In this holiday season Animal People reminds us all that we are privileged to live in a democratic society, where different points of view can be expressed, discussed and debated freely, and where violence has no place as a tool to advance social change.
Speaking of Research welcomes and applauds this statement. We hope the new year will only expand the circle of those open to civil dialogue and public debate.
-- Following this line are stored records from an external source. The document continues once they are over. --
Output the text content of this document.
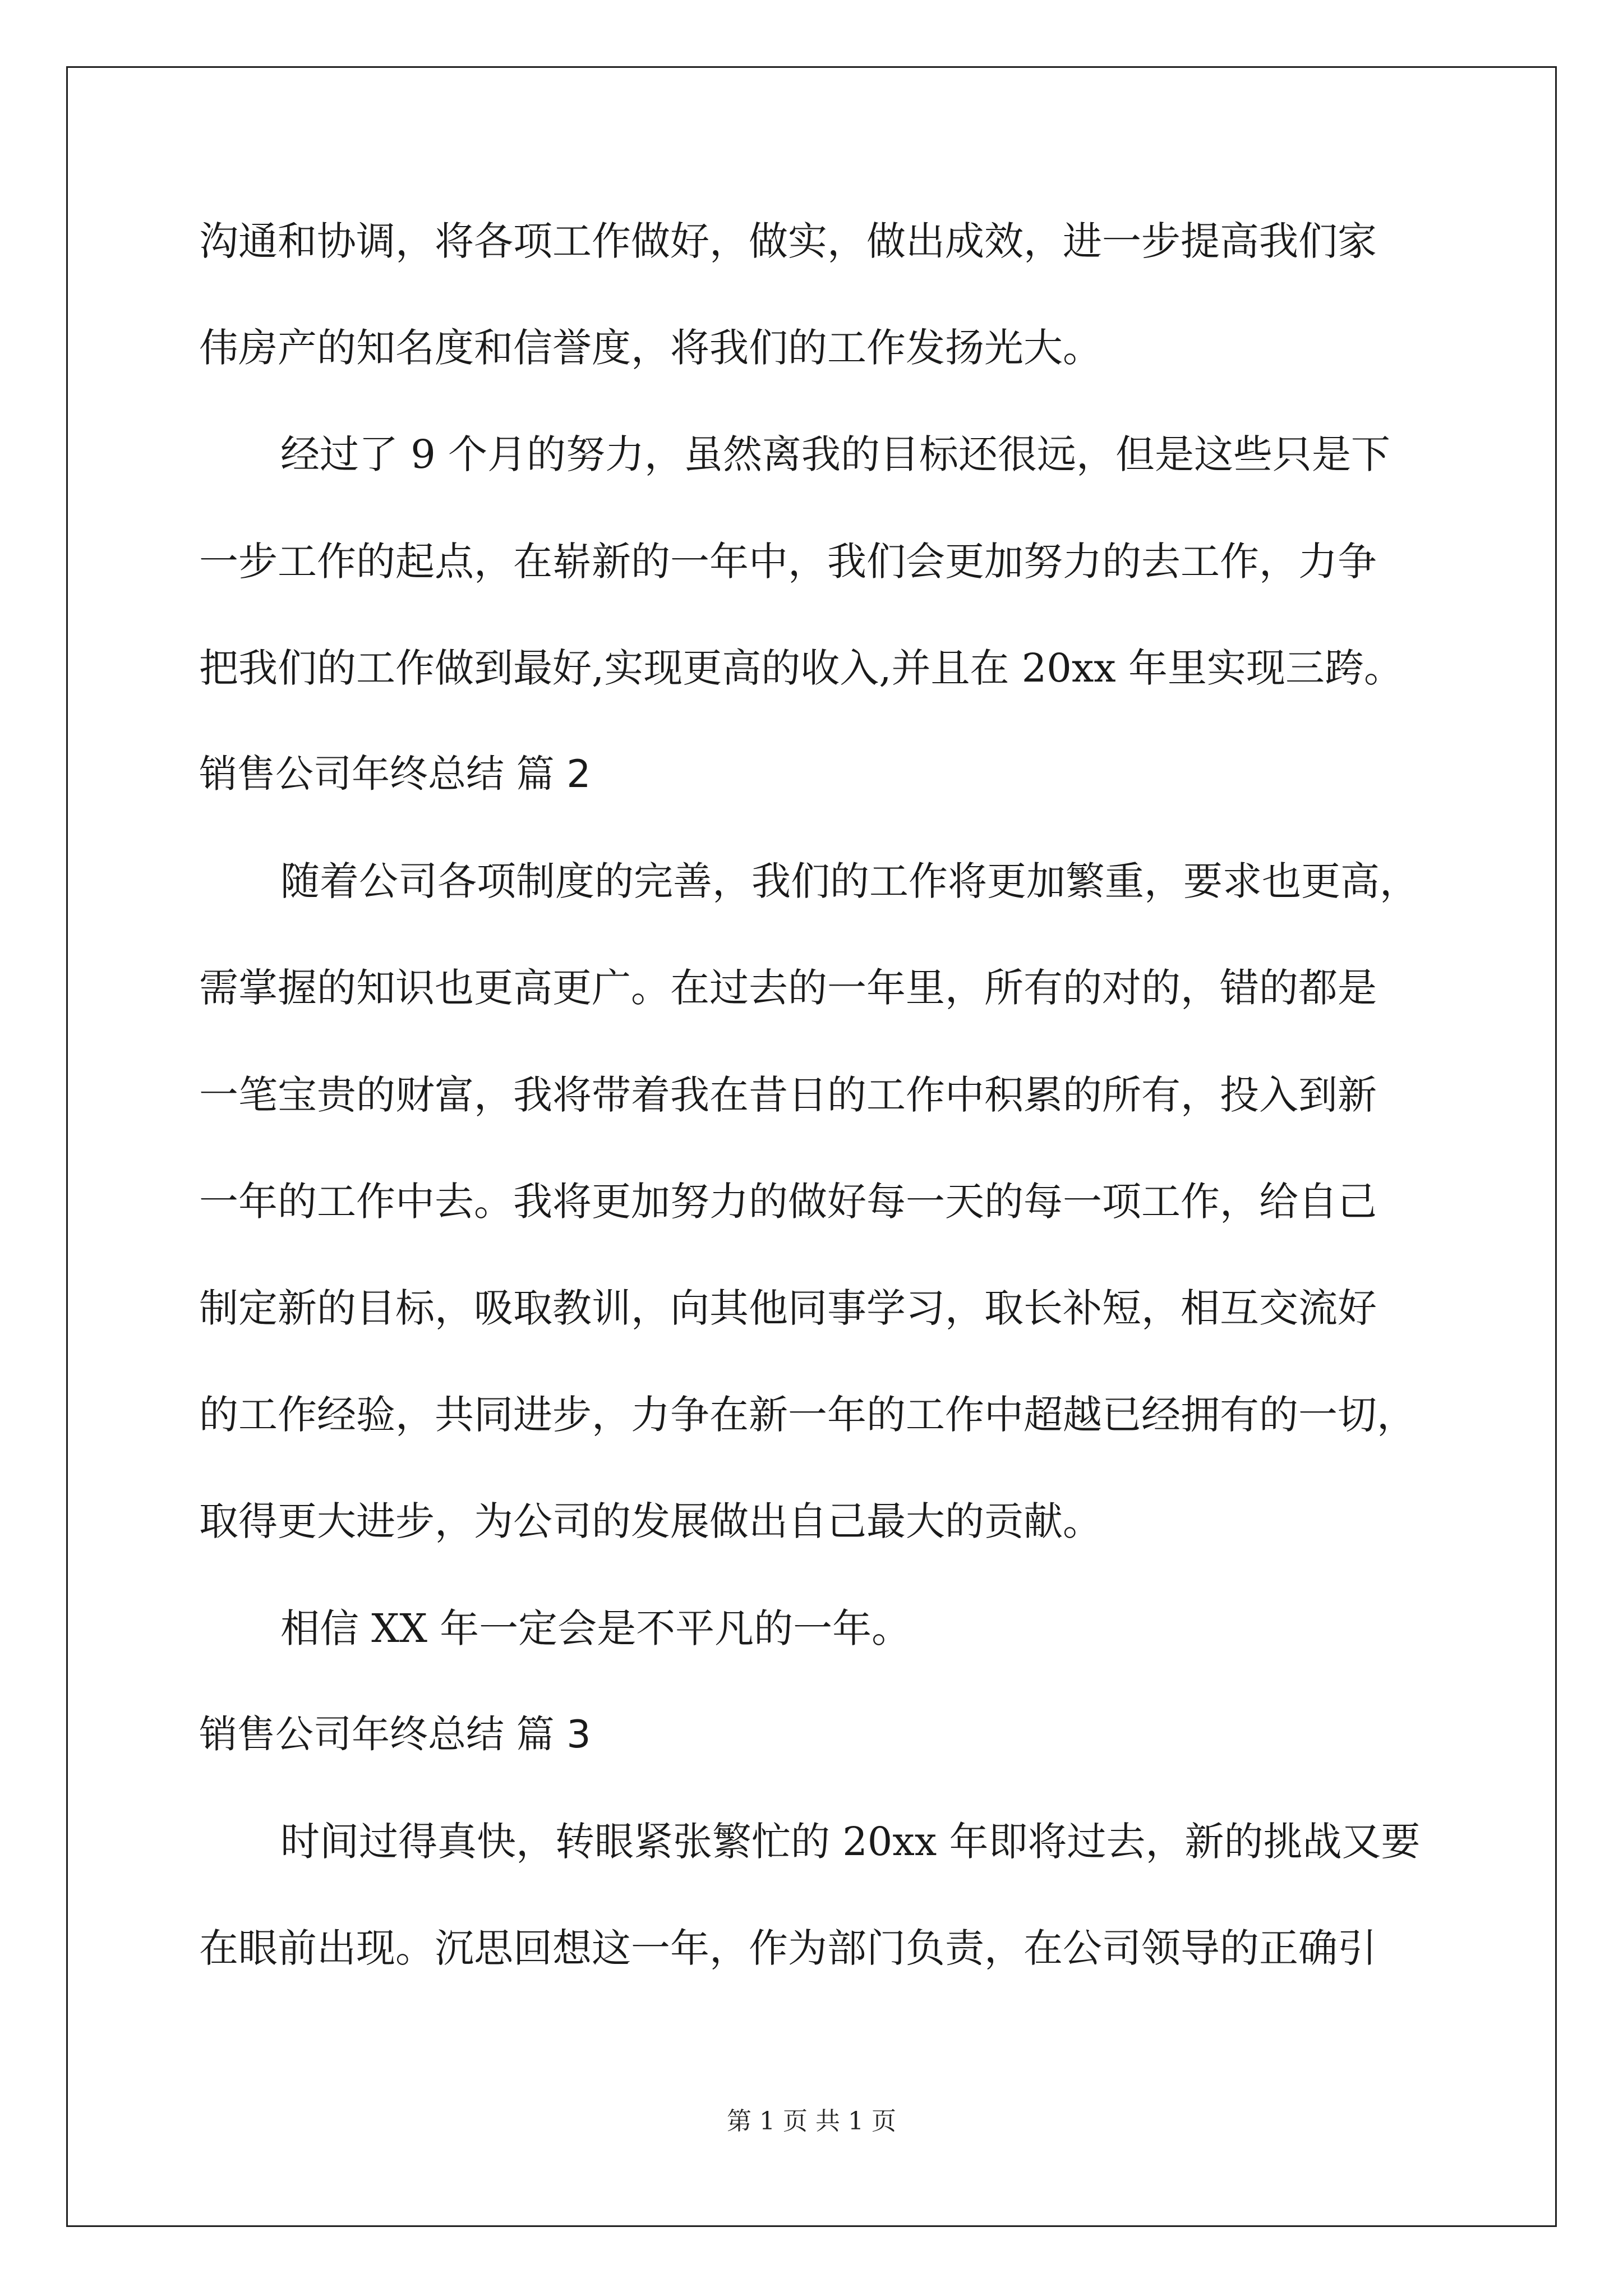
沟通和协调，将各项工作做好，做实，做出成效，进一步提高我们家
伟房产的知名度和信誉度，将我们的工作发扬光大。
经过了 9 个月的努力，虽然离我的目标还很远，但是这些只是下
一步工作的起点，在崭新的一年中，我们会更加努力的去工作，力争
把我们的工作做到最好,实现更高的收入,并且在 20xx 年里实现三跨。
销售公司年终总结 篇 2
随着公司各项制度的完善，我们的工作将更加繁重，要求也更高，
需掌握的知识也更高更广。在过去的一年里，所有的对的，错的都是
一笔宝贵的财富，我将带着我在昔日的工作中积累的所有，投入到新
一年的工作中去。我将更加努力的做好每一天的每一项工作，给自己
制定新的目标，吸取教训，向其他同事学习，取长补短，相互交流好
的工作经验，共同进步，力争在新一年的工作中超越已经拥有的一切，
取得更大进步，为公司的发展做出自己最大的贡献。
相信 XX 年一定会是不平凡的一年。
销售公司年终总结 篇 3
时间过得真快，转眼紧张繁忙的 20xx 年即将过去，新的挑战又要
在眼前出现。沉思回想这一年，作为部门负责，在公司领导的正确引
第 1 页 共 1 页
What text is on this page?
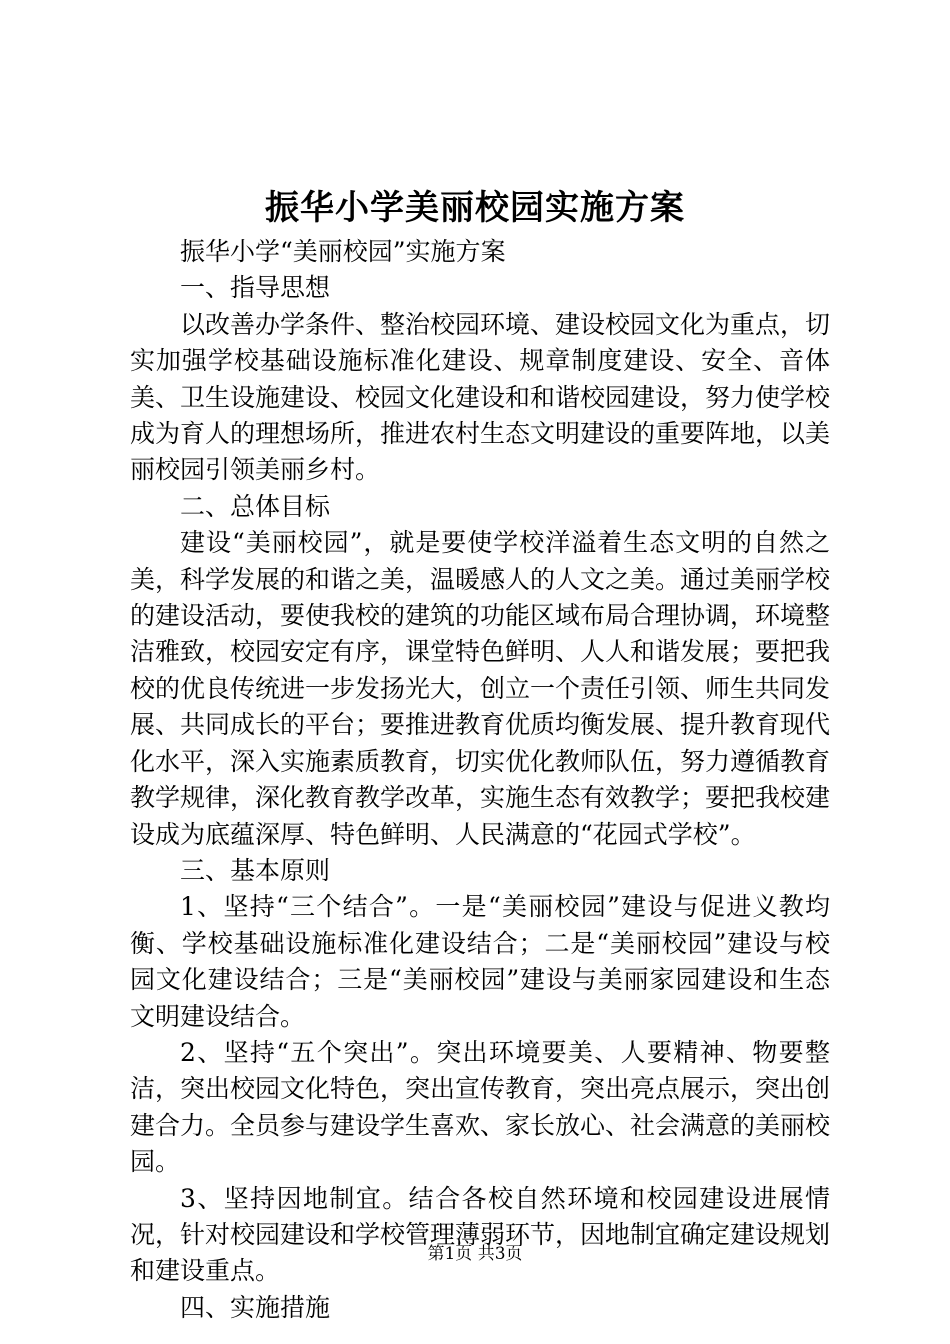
振华小学美丽校园实施方案

振华小学“美丽校园”实施方案

一、指导思想

以改善办学条件、整治校园环境、建设校园文化为重点，切实加强学校基础设施标准化建设、规章制度建设、安全、音体美、卫生设施建设、校园文化建设和和谐校园建设，努力使学校成为育人的理想场所，推进农村生态文明建设的重要阵地，以美丽校园引领美丽乡村。

二、总体目标

建设“美丽校园”，就是要使学校洋溢着生态文明的自然之美，科学发展的和谐之美，温暖感人的人文之美。通过美丽学校的建设活动，要使我校的建筑的功能区域布局合理协调，环境整洁雅致，校园安定有序，课堂特色鲜明、人人和谐发展；要把我校的优良传统进一步发扬光大，创立一个责任引领、师生共同发展、共同成长的平台；要推进教育优质均衡发展、提升教育现代化水平，深入实施素质教育，切实优化教师队伍，努力遵循教育教学规律，深化教育教学改革，实施生态有效教学；要把我校建设成为底蕴深厚、特色鲜明、人民满意的“花园式学校”。

三、基本原则

1、坚持“三个结合”。一是“美丽校园”建设与促进义教均衡、学校基础设施标准化建设结合；二是“美丽校园”建设与校园文化建设结合；三是“美丽校园”建设与美丽家园建设和生态文明建设结合。

2、坚持“五个突出”。突出环境要美、人要精神、物要整洁，突出校园文化特色，突出宣传教育，突出亮点展示，突出创建合力。全员参与建设学生喜欢、家长放心、社会满意的美丽校园。

3、坚持因地制宜。结合各校自然环境和校园建设进展情况，针对校园建设和学校管理薄弱环节，因地制宜确定建设规划和建设重点。

四、实施措施

第1页 共3页
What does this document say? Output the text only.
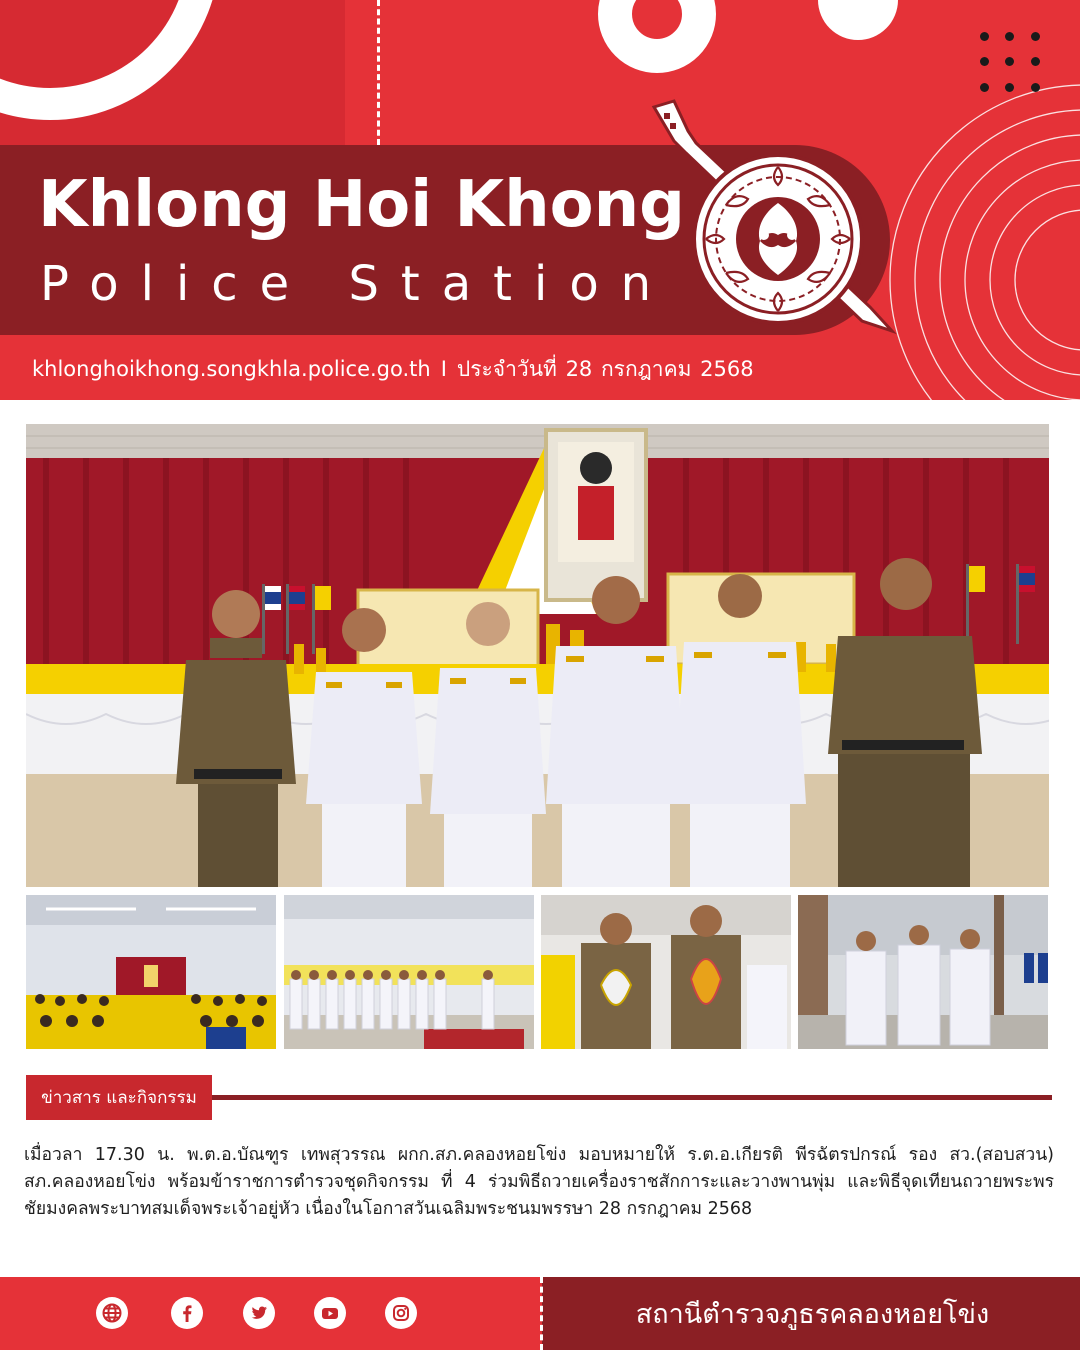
Khlong Hoi Khong
Police Station
khlonghoikhong.songkhla.police.go.th I ประจำวันที่ 28 กรกฎาคม 2568
ข่าวสาร และกิจกรรม
เมื่อวลา 17.30 น. พ.ต.อ.บัณฑูร เทพสุวรรณ ผกก.สภ.คลองหอยโข่ง มอบหมายให้ ร.ต.อ.เกียรติ พีรฉัตรปกรณ์ รอง สว.(สอบสวน) สภ.คลองหอยโข่ง พร้อมข้าราชการตำรวจชุดกิจกรรม ที่ 4 ร่วมพิธีถวายเครื่องราชสักการะและวางพานพุ่ม และพิธีจุดเทียนถวายพระพรชัยมงคลพระบาทสมเด็จพระเจ้าอยู่หัว เนื่องในโอกาสวันเฉลิมพระชนมพรรษา 28 กรกฎาคม 2568
สถานีตำรวจภูธรคลองหอยโข่ง
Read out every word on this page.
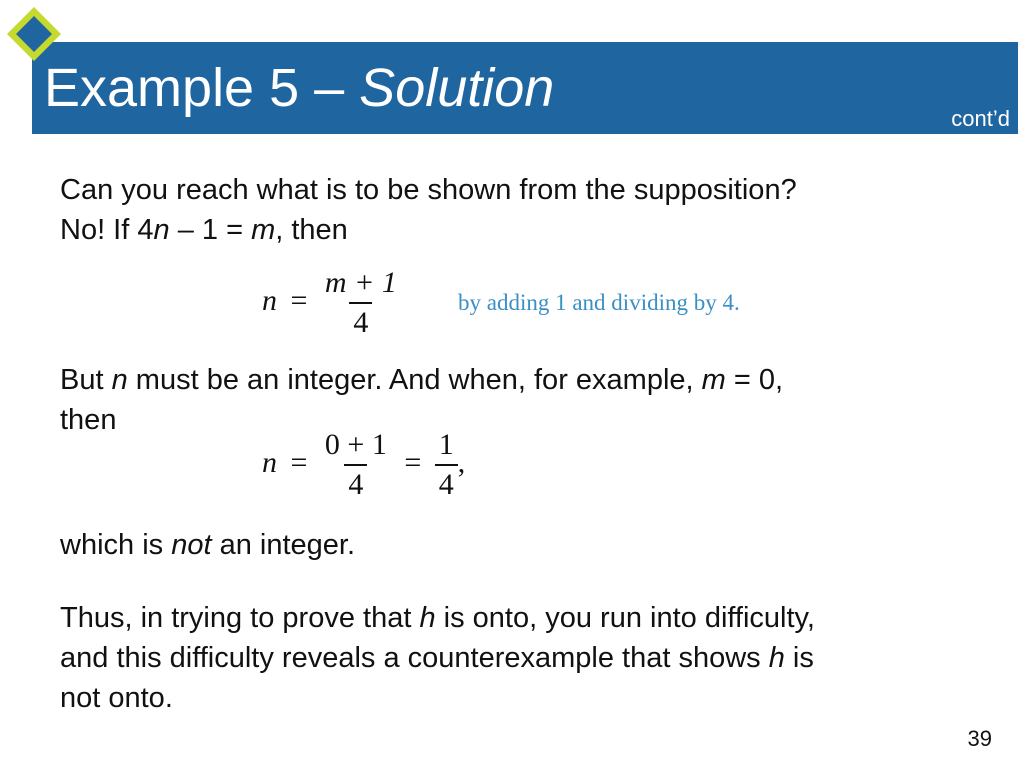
Example 5 – Solution
cont’d
Can you reach what is to be shown from the supposition?
No! If 4n – 1 = m, then
$n = \frac{m + 1}{4}$ by adding 1 and dividing by 4.
But n must be an integer. And when, for example, m = 0,
then
$n = \frac{0 + 1}{4} = \frac{1}{4}$ ,
which is not an integer.
Thus, in trying to prove that h is onto, you run into difficulty,
and this difficulty reveals a counterexample that shows h is
not onto.
39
The Animal People’s board resolution reads in its entirety:
The Animal People, Inc. Board Resolution on Activist Tactics
Arresting the cycle of violence in human affairs is of greater importance than the accomplishment of any single tactical objective–whether trying to stop the slaughter of animals for food, fur, sport, or religious rituals; addressing the scientific use of animals; or dealing with any other particular exploitation of animals. We enjoy the opportunity to address social injustices, inequities, and cruelties (toward animals, children, women, gay people, poor people, and racial and ethnic minorities) because we are privileged to live in a democratic society, which through the effort of generations of our forebears has (however tenuously at times) replaced the old paradigm of “might makes right” with respect for the rights of individuals, democratic process, public debate, freedom of expression, and divergent points of view.
Part of our social contract as civilized people is that we agree to trust in the ability of our ideas to persuade, and to operate within established systems until they can be improved by peaceful means.
We believe that no principle should be more inviolable than the principle that violence–including psychological violence such as intimidation, the invasion of familial privacy, and engagement with persons not responsible for or directly involved in issues (such as relatives of parties with whom there is a dispute)–must never be employed as means to achieve moral progress and advance social change.
Protesters have the right to express dissent, rally, and even agitate in order to arouse public concern in the hope of prompting action, but demonstrations, rallies, and actions involving civil disobedience should be held at appropriate sites, such as public areas including shopping malls, universities, government buildings, or office buildings connected to the issues of concern.